To put it in perspective, IBM says in its announcement that to simulate Eagle, the number of classical bits necessary “exceeds the total number of atoms in the more than 7.5 billion people alive today.”

IBM credits the increase in computing power to a design innovation that places the processor control components on different layers, while the qubits are on a single layer. But qubits “don’t tell the whole story,” according to Engadget, which writes “one aspect of Eagle the company isn’t talking about at the moment is quantum volume,” an IBM-coined metric that rate’s the entire system’s performance. Higher quantum volumes equal greater capability with difficult problems.

“Our first 127-qubit Eagle processor is available as an exploratory system on the IBM Cloud to select members of the IBM Quantum Network,” said IBM quantum hardware system development director Jerry Chow. “Exploratory systems are early access to our latest technologies and so we do not guarantee uptime or a particular level of repeatable performance, as measured by quantum volume.”

Engadget concludes that while it’s clear IBM’s new chip is powerful, absent Eagle’s quantum volume it’s difficult to assess its performance compared to processors like the 10-qubit System Model H1 that Honeywell announced in July had achieved a record quantum volume of 1024.

Providing a more technical examination of the Eagle in a blog post about breaking the 100-qubit processor barrier, IBM writes that “as quantum processors scale up, each additional qubit doubles the amount of space complexity — the amount of memory space required to execute algorithms — for a classical computer to reliably simulate quantum circuits.”

Engadget notes that “IBM is not claiming quantum supremacy.
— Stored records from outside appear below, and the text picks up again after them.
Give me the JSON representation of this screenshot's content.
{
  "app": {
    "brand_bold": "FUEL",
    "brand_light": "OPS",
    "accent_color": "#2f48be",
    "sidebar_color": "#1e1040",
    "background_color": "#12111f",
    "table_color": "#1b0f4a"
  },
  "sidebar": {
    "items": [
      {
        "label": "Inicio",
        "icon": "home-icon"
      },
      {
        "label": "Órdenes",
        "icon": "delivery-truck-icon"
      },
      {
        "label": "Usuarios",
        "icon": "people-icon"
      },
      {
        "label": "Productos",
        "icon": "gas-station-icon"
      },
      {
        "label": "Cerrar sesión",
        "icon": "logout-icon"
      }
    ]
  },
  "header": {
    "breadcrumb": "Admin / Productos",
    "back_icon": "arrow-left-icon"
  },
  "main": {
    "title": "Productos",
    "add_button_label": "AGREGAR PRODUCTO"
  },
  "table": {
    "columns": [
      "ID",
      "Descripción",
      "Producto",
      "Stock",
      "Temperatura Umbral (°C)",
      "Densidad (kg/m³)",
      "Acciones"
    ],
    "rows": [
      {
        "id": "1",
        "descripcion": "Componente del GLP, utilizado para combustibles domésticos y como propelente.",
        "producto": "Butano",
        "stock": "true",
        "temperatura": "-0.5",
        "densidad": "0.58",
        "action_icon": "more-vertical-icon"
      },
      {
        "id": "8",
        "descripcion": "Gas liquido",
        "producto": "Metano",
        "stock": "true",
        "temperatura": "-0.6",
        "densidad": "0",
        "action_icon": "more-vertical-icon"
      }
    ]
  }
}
According to the company, it’s a step toward that milestone, but the processor is not yet at the point where it can solve problems that classical computers cannot.”

IBM senior vice president and director of research Dr. Darío Gil suggests that the Eagle chip is a major step in that direction. “Quantum computing has the power to transform nearly every sector and help us tackle the biggest problems of our time,” he said.